Further, we should follow the America law, which requires the union be provided with a list of employee names and contact information (ie email addresses for example) to enable the union to actually communicate with voters. In Canada, political parties are given a list of voters and their addresses in political elections, but the preferred policy in labour law is to ensure that only employers have the voters contact information, not unions. The system is designed to put up as many roadblocks as possible to stop unions from speaking with employees. It is a very odd system if the goal is to promote an informed choice of whether to support collective bargaining.
Employers argue that it is a gross interference with employee privacy to be required to give out employee contact information, such as email addresses, to a union that is attempting to organizing the workplace. I entirely understand why employers don’t want unions to be able to contact their employees. It is great being the only party with easy communicative access to the voting constituency! But let’s face it, nowadays that argument is nonsense: I get 50 junk emails a day from companies that have been given my email address by some business or another. If I’m not interested in the email, I just delete it. How is it harmful for employees being asked to make an important decision about unionization to receive an email with information from the union and a way to contact the union for more information?
Because I Have All the Answers
In my proposed model, the union can apply to the labour board once it has obtained a certain threshold of employee support, say 20%. At that point the employer must provide the union with the names and number of employees in the bargaining unit so the union knows how many employees it needs to get to a majority. Again, there is nothing about that information that proprietary and no reason to hide this number except to make life difficult for unions. For smaller workplaces, the union can calculate this number easily just by talking to the workers. The challenge is large workplaces and workplaces with large contingent workforces. There is no policy reason to justify making unions guess how many employees are in the bargaining unit.

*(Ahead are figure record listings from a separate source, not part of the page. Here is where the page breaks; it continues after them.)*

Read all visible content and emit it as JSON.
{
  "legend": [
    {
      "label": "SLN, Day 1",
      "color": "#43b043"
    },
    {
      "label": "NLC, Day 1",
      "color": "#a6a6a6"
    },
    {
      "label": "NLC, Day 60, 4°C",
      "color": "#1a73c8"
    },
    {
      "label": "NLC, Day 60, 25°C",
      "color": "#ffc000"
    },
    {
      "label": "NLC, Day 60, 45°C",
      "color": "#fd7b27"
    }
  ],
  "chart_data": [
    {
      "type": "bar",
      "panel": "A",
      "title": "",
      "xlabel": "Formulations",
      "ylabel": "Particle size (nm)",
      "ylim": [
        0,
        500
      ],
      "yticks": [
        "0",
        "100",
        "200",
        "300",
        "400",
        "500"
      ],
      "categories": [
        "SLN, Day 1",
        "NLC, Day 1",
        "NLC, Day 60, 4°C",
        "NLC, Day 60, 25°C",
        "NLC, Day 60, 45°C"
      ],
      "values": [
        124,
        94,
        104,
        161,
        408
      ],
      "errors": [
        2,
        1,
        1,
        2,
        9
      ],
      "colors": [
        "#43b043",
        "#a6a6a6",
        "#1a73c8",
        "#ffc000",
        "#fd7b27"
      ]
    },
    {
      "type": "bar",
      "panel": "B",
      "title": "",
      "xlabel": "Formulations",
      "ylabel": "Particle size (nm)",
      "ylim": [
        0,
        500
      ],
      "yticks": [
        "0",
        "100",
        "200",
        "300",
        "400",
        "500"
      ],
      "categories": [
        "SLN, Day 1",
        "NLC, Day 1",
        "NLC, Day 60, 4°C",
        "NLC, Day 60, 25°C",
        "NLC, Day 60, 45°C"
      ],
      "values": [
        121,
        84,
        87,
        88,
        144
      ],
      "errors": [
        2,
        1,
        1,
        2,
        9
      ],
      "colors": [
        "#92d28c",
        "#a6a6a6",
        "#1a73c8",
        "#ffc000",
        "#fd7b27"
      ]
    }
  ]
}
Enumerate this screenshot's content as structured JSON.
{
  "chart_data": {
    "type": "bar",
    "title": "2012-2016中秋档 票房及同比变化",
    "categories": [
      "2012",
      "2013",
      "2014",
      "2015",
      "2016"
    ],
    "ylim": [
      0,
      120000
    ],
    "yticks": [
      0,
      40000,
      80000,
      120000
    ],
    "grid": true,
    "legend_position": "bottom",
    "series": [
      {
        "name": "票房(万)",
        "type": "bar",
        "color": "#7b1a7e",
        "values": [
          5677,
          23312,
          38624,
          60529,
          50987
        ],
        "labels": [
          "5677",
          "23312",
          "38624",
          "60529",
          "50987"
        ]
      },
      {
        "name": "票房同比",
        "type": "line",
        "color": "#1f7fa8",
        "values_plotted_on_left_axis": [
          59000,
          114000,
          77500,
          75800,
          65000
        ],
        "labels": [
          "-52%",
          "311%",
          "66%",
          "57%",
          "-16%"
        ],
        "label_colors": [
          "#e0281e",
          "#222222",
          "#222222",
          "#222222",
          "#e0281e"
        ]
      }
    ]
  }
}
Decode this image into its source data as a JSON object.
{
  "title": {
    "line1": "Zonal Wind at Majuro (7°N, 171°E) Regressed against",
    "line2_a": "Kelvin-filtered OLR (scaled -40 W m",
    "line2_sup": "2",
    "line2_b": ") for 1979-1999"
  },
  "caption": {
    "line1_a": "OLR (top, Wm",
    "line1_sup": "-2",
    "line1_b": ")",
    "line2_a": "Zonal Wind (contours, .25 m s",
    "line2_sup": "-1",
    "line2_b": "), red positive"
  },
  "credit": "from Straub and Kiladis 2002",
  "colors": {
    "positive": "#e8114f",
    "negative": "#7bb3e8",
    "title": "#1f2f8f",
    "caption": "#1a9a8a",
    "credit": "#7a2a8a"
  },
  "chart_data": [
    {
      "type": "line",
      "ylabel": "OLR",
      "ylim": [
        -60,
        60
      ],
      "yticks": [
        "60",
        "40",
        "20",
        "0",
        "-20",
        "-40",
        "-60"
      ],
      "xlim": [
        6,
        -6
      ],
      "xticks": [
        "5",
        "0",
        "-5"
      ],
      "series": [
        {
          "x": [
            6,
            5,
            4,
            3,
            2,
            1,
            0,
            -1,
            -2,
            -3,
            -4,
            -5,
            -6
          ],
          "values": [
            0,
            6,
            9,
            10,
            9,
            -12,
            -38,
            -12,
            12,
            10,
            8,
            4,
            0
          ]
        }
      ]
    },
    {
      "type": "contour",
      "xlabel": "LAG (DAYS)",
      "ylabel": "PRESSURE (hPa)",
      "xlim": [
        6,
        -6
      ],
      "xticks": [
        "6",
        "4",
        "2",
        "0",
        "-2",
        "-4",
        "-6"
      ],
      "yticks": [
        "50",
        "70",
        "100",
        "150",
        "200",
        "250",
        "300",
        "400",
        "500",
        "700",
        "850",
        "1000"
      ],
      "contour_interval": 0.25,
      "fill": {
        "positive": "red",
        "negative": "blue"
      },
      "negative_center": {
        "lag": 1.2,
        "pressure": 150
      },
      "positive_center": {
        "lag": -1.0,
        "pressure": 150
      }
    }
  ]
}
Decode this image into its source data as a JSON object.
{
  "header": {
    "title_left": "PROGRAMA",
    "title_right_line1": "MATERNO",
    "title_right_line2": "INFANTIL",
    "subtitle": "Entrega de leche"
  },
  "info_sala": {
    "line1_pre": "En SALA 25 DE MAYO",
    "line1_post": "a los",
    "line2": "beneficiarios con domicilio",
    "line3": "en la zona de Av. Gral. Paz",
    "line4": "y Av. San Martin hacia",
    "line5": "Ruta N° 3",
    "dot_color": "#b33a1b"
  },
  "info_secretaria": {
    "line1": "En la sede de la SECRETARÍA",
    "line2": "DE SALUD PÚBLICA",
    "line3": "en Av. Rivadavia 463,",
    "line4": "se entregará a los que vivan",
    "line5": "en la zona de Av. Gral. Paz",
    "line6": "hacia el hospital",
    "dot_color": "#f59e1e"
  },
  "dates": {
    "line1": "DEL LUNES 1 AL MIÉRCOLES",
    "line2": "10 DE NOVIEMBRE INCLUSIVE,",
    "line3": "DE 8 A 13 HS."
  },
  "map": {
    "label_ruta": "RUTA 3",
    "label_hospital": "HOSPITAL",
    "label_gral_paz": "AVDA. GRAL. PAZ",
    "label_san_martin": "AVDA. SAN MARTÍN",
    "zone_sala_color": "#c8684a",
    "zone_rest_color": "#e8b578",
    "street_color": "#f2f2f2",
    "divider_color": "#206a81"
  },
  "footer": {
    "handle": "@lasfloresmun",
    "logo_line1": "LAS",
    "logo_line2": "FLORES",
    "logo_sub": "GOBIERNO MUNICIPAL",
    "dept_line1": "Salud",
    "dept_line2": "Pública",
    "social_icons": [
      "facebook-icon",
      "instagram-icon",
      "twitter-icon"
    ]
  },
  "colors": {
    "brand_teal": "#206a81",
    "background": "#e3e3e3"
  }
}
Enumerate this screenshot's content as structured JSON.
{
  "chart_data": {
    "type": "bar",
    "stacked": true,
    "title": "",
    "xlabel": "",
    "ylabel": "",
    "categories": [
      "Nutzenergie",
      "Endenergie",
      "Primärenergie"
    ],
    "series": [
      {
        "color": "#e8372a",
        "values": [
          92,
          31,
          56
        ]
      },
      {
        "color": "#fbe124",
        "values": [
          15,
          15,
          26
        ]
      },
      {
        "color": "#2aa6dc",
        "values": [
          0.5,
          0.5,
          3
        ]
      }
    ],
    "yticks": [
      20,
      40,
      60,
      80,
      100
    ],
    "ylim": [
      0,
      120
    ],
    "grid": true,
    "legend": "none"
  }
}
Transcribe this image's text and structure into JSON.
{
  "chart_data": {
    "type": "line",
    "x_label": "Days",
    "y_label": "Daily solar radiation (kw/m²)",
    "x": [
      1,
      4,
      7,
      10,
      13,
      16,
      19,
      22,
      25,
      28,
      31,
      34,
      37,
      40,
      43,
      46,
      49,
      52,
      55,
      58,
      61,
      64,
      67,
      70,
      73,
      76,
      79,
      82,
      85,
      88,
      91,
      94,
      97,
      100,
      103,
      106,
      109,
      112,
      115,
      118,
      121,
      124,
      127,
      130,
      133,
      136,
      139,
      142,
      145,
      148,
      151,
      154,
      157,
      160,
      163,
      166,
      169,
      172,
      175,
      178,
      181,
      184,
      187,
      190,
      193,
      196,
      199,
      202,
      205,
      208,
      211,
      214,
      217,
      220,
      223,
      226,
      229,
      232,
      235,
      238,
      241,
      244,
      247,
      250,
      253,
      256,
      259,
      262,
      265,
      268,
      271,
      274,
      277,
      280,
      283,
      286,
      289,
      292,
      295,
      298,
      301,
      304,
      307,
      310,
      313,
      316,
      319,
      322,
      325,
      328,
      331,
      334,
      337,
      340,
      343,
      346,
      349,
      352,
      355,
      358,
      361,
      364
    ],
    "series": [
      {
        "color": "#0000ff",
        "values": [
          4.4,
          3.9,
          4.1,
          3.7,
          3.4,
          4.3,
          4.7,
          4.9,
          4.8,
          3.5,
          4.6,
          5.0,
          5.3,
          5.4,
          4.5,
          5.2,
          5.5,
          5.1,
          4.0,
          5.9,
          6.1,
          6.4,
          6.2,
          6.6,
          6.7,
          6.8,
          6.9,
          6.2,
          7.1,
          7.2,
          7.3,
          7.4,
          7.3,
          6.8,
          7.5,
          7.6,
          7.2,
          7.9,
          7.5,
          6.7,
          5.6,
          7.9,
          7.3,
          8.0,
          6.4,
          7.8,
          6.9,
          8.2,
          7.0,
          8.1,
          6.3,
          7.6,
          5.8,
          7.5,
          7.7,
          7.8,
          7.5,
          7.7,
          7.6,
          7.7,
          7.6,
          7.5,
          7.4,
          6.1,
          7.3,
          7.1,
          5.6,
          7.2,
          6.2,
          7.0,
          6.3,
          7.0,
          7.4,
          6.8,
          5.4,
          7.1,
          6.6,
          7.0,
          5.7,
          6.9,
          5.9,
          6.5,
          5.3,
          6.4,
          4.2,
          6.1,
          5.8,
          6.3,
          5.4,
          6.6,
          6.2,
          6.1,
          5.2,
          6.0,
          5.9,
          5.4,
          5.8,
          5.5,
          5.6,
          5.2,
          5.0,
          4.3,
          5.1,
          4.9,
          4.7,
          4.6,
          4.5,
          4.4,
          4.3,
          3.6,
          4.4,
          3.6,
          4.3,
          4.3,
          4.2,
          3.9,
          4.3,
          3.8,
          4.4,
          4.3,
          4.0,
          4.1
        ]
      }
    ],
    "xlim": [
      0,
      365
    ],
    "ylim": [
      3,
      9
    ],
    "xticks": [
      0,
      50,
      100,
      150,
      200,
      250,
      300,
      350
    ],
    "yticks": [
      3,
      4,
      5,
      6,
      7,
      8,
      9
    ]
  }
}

Secondly, the union must be given email addresses to enable them to send information to the workers. Again, there is no policy reason that justifies making it difficult for unions to communicate with workers. Employers can simply walk around the workplace chatting up workers, or hold a “captive audience meeting” requiring employees to listen to all the reasons the employer thinks unionization would be band. And of course employers already have the phone numbers and email addresses of the employees so they can send anti-collective bargaining messages that way too. Unions should at the very least be able to send the voters emails making the union’s case for collective bargaining. Workers who don’t support collective bargaining can just delete the email, like I delete and block emails every single day. What’s the problem?
Issues for Discussion
I have argued that the law should make it easier for unions to learn how many employees are in a proposed bargaining unit, rather than make unions guess at this number or file applications for certification in order to learn it. My proposal is that unions which can satisfy a low threshold (say 20% employee support) should be entitled to receive a list of names of employees in the bargaining unit and contract information.
Can you think of an argument against my proposal that is NOT just that employers would rather unions be required to guess the number of employees in the bargaining unit and not be able to communicate with those employees through emails?